Wednesday, 9 October 2013

The other side of the table

So, Presents Galore in Kelso is history (until next year). My very first fair and Sheila and I thoroughly enjoyed it even though we both agree that it is hard work.

The first evening, Monday, the fair was open from 6.00 - 8.00 PM and included wine and canap├ęs. The hall was open for stallholders as from 1.00 PM to build up their stalls. As Sheila and I had never done anything like this before, it was very interesting to see how the professionals went about it. When you go to a fair, you do not really notice what the stands look like. At least I don't, I just look at what is for sale! Ours, in comparison, was therefore quite simple.

Here is the picture of the first evening:

I must admit, that at the end of the evening, I was a bit disappointed. Okay, we sold 1 bag, 1 necklace, 1 pair of earrings and 1 bag insert but it was to people we knew and I was not sure if they would have bought these items if they had not known us.

Susan, the organizer of the fair, told us that quite often, people who do well on the evening do not do so well the next day and the other way around. Still we went home feeling satisfied.

Sheila and I both had the same experience during the night and early morning. Thinking about how to make the stand more attractive. We had noticed, that most stands had lighting in one way or the other which, especially in the evening, made the stalls stand out more. In addition, there was something not quite right in the way we had our wares on the table. Sheila came up with some simple but clever ideas. The next morning she brought some fairy lights with her and started rearranging the table and Astrid our dress dummy.

The fairy lights were draped at the front of the table, Astrid got a more striking bag, the bag organizers which I had put behind the lid of the box with the earrings, were displayed in a way that people could see them and the bags on the table were grouped by colors (see picture below).

The table certainly looked more attractive and all in all we did not do too badly, considering the amount of other bags that were for sale. We were very pleased with the day.

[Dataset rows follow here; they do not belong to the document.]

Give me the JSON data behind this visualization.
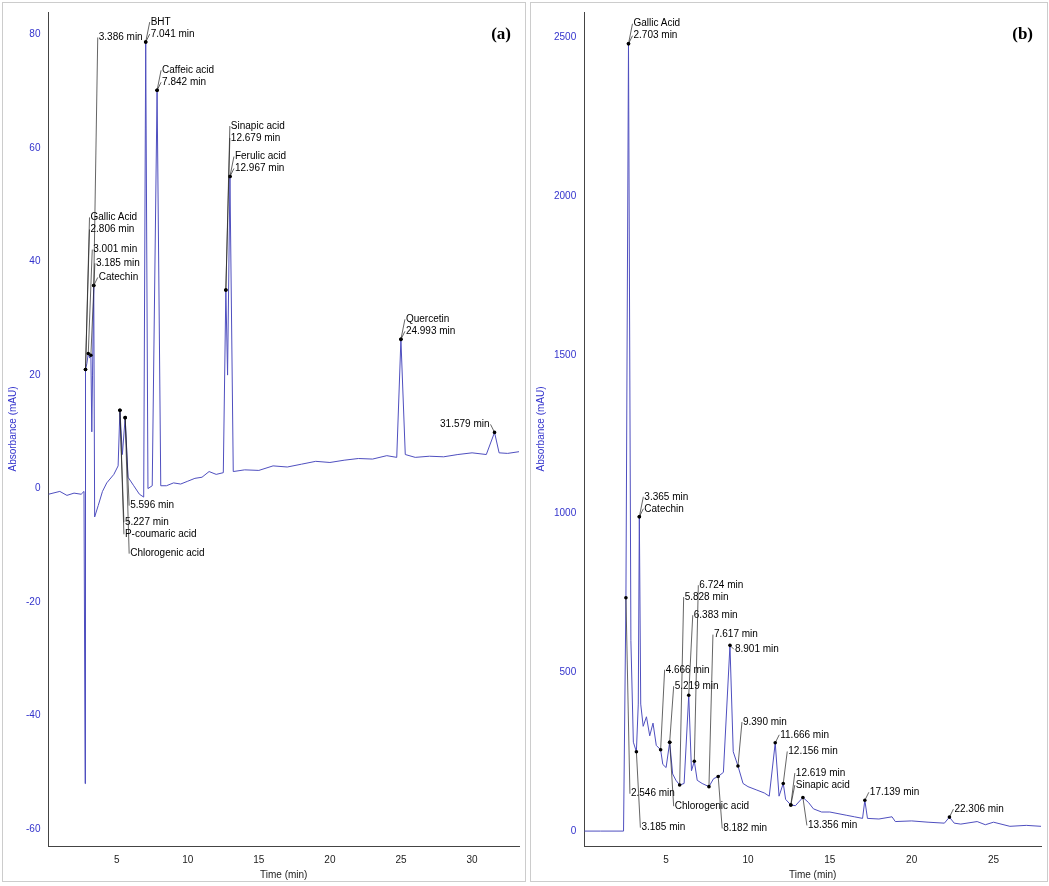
{
  "chart_data": [
    {
      "type": "line",
      "title": "(a)",
      "xlabel": "Time (min)",
      "ylabel": "Absorbance (mAU)",
      "xlim": [
        0.2,
        33.3
      ],
      "ylim": [
        -63,
        84
      ],
      "xticks": [
        5,
        10,
        15,
        20,
        25,
        30
      ],
      "yticks": [
        -60,
        -40,
        -20,
        0,
        20,
        40,
        60,
        80
      ],
      "grid": false,
      "legend": false,
      "marker": "none",
      "color": "#4f4fbf",
      "x": [
        0.2,
        1,
        1.5,
        2,
        2.5,
        2.7,
        2.78,
        2.806,
        2.9,
        3.001,
        3.1,
        3.185,
        3.25,
        3.3,
        3.386,
        3.45,
        3.7,
        4,
        4.3,
        4.8,
        5.1,
        5.227,
        5.4,
        5.596,
        5.8,
        6.2,
        6.6,
        6.9,
        7.041,
        7.2,
        7.5,
        7.842,
        8.1,
        8.5,
        9,
        9.5,
        10,
        10.5,
        11,
        11.5,
        12,
        12.5,
        12.679,
        12.8,
        12.967,
        13.2,
        14,
        15,
        16,
        17,
        18,
        19,
        20,
        21,
        22,
        23,
        24,
        24.7,
        24.993,
        25.3,
        26,
        27,
        28,
        29,
        30,
        31,
        31.579,
        31.9,
        32.5,
        33.3
      ],
      "values": [
        -1,
        -0.5,
        -1.2,
        -0.8,
        -1,
        -0.5,
        -52,
        21,
        22,
        23.8,
        23,
        23.5,
        10,
        20,
        35.8,
        -5,
        -3,
        -0.5,
        1,
        2.5,
        4,
        13.8,
        6,
        12.5,
        2,
        0.5,
        -1,
        -1.5,
        78.7,
        0,
        0.5,
        70.2,
        0.5,
        0.5,
        1,
        0.8,
        1.3,
        1.8,
        2,
        3,
        2.5,
        2.8,
        35,
        20,
        55,
        3,
        3.3,
        3.2,
        4,
        3.8,
        4.3,
        4.8,
        4.6,
        5,
        5.3,
        5.2,
        5.8,
        5.5,
        26.3,
        6,
        5.5,
        5.7,
        5.6,
        6,
        6.3,
        6,
        9.9,
        6.3,
        6.2,
        6.5
      ],
      "annotations": [
        {
          "text": "7.041 min",
          "x": 7.041,
          "y": 78.7
        },
        {
          "text": "BHT",
          "x": 7.041,
          "y": 78.7
        },
        {
          "text": "7.842 min",
          "x": 7.842,
          "y": 70.2
        },
        {
          "text": "Caffeic acid",
          "x": 7.842,
          "y": 70.2
        },
        {
          "text": "12.967 min",
          "x": 12.967,
          "y": 55
        },
        {
          "text": "Ferulic acid",
          "x": 12.967,
          "y": 55
        },
        {
          "text": "12.679 min",
          "x": 12.679,
          "y": 35
        },
        {
          "text": "Sinapic acid",
          "x": 12.679,
          "y": 35
        },
        {
          "text": "3.386 min",
          "x": 3.386,
          "y": 35.8
        },
        {
          "text": "Catechin",
          "x": 3.386,
          "y": 35.8
        },
        {
          "text": "24.993 min",
          "x": 24.993,
          "y": 26.3
        },
        {
          "text": "Quercetin",
          "x": 24.993,
          "y": 26.3
        },
        {
          "text": "3.185 min",
          "x": 3.185,
          "y": 23.5
        },
        {
          "text": "3.001 min",
          "x": 3.001,
          "y": 23.8
        },
        {
          "text": "2.806 min",
          "x": 2.806,
          "y": 21
        },
        {
          "text": "Gallic Acid",
          "x": 2.806,
          "y": 21
        },
        {
          "text": "5.596 min",
          "x": 5.596,
          "y": 12.5
        },
        {
          "text": "5.227 min",
          "x": 5.227,
          "y": 13.8
        },
        {
          "text": "P-coumaric acid",
          "x": 5.227,
          "y": 13.8
        },
        {
          "text": "Chlorogenic acid",
          "x": 5.596,
          "y": 12.5
        },
        {
          "text": "31.579 min",
          "x": 31.579,
          "y": 9.9
        }
      ]
    },
    {
      "type": "line",
      "title": "(b)",
      "xlabel": "Time (min)",
      "ylabel": "Absorbance (mAU)",
      "xlim": [
        0,
        27.9
      ],
      "ylim": [
        -47,
        2580
      ],
      "xticks": [
        5,
        10,
        15,
        20,
        25
      ],
      "yticks": [
        0,
        500,
        1000,
        1500,
        2000,
        2500
      ],
      "grid": false,
      "legend": false,
      "marker": "none",
      "color": "#4f4fbf",
      "x": [
        0,
        1,
        2,
        2.4,
        2.546,
        2.703,
        2.85,
        3,
        3.185,
        3.3,
        3.365,
        3.45,
        3.6,
        3.8,
        4,
        4.2,
        4.4,
        4.666,
        4.8,
        5,
        5.219,
        5.4,
        5.6,
        5.828,
        6.1,
        6.383,
        6.55,
        6.724,
        6.9,
        7.2,
        7.617,
        7.9,
        8.182,
        8.5,
        8.901,
        9.1,
        9.39,
        9.7,
        10,
        10.5,
        11,
        11.3,
        11.666,
        11.9,
        12.156,
        12.3,
        12.619,
        12.9,
        13.356,
        13.7,
        14,
        14.5,
        15,
        15.5,
        16,
        16.5,
        17,
        17.139,
        17.3,
        18,
        18.8,
        19,
        20,
        21,
        22,
        22.306,
        22.6,
        23,
        24,
        24.5,
        25,
        26,
        27,
        27.9
      ],
      "values": [
        0,
        0,
        0,
        0,
        735,
        2480,
        600,
        280,
        250,
        400,
        990,
        400,
        330,
        360,
        300,
        340,
        270,
        256,
        210,
        200,
        280,
        180,
        160,
        145,
        150,
        428,
        190,
        220,
        160,
        150,
        140,
        165,
        172,
        185,
        585,
        250,
        205,
        150,
        140,
        130,
        120,
        110,
        278,
        110,
        150,
        100,
        82,
        80,
        106,
        90,
        70,
        60,
        60,
        55,
        50,
        45,
        40,
        97,
        40,
        38,
        45,
        30,
        32,
        28,
        25,
        44,
        25,
        22,
        30,
        20,
        28,
        15,
        18,
        15
      ],
      "annotations": [
        {
          "text": "2.703 min",
          "x": 2.703,
          "y": 2480
        },
        {
          "text": "Gallic Acid",
          "x": 2.703,
          "y": 2480
        },
        {
          "text": "Catechin",
          "x": 3.365,
          "y": 990
        },
        {
          "text": "Chlorogenic acid",
          "x": 5.219,
          "y": 280
        },
        {
          "text": "2.546 min",
          "x": 2.546,
          "y": 735
        },
        {
          "text": "Sinapic acid",
          "x": 12.619,
          "y": 82
        },
        {
          "text": "8.182 min",
          "x": 8.182,
          "y": 172
        },
        {
          "text": "3.365 min",
          "x": 3.365,
          "y": 990
        },
        {
          "text": "11.666 min",
          "x": 11.666,
          "y": 278
        },
        {
          "text": "12.619 min",
          "x": 12.619,
          "y": 82
        },
        {
          "text": "12.156 min",
          "x": 12.156,
          "y": 150
        },
        {
          "text": "5.219 min",
          "x": 5.219,
          "y": 280
        },
        {
          "text": "4.666 min",
          "x": 4.666,
          "y": 256
        },
        {
          "text": "7.617 min",
          "x": 7.617,
          "y": 140
        },
        {
          "text": "13.356 min",
          "x": 13.356,
          "y": 106
        },
        {
          "text": "8.901 min",
          "x": 8.901,
          "y": 585
        },
        {
          "text": "6.383 min",
          "x": 6.383,
          "y": 428
        },
        {
          "text": "9.390 min",
          "x": 9.39,
          "y": 205
        },
        {
          "text": "3.185 min",
          "x": 3.185,
          "y": 250
        },
        {
          "text": "5.828 min",
          "x": 5.828,
          "y": 145
        },
        {
          "text": "6.724 min",
          "x": 6.724,
          "y": 220
        },
        {
          "text": "17.139 min",
          "x": 17.139,
          "y": 97
        },
        {
          "text": "22.306 min",
          "x": 22.306,
          "y": 44
        }
      ]
    }
  ]
}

I also learned that in the borders people prefer different bags. I noticed that most went for the double shoulder strap bucket bag.  Most of the people I sold bags to in Switzerland, like to carry them across their body and the bag should have a zip pocket on the outside at the back of the bag. I must also admit that those who told me this had experienced bag and purse snatching but I suppose things are still more safe in the Scottish borders . 

Something that I also enjoyed, was talking to other stallholders - their experiences, which other ways they used to sell  their wares, what other fairs they go to, when they have time to makes their products, etc. It was also very interesting to find out that for stallholders who came from further away, accommodation was found in privat homes. We found out that the Merope Pease ( who had a stall near ours was going to spend the night at a farm next door to where we live, so Sheila suggested she leaves her car at the fair and comes with us.

All in all, the atmosphere at the fair was very warm and welcoming and there was plenty to eat and coffee and tea to drink. At the end of the day we kept being offered food that was not sold! Really yummie!

Something else I had not thought of: it is very easy to spend the money you take in (or more) by looking at other stands and buying things you don't really need.  In quiet times, you wander off and have a taste here and there and have to remind yourself that the fudge will only make you fat (it was delicious, though), that you like your own salad sauce and that you do not really want that bottle of lovely gin with strawberries! 

I only bought a hat, a cashmere pullover and a beautiful hand blown perfume bottle from Jane Charles (!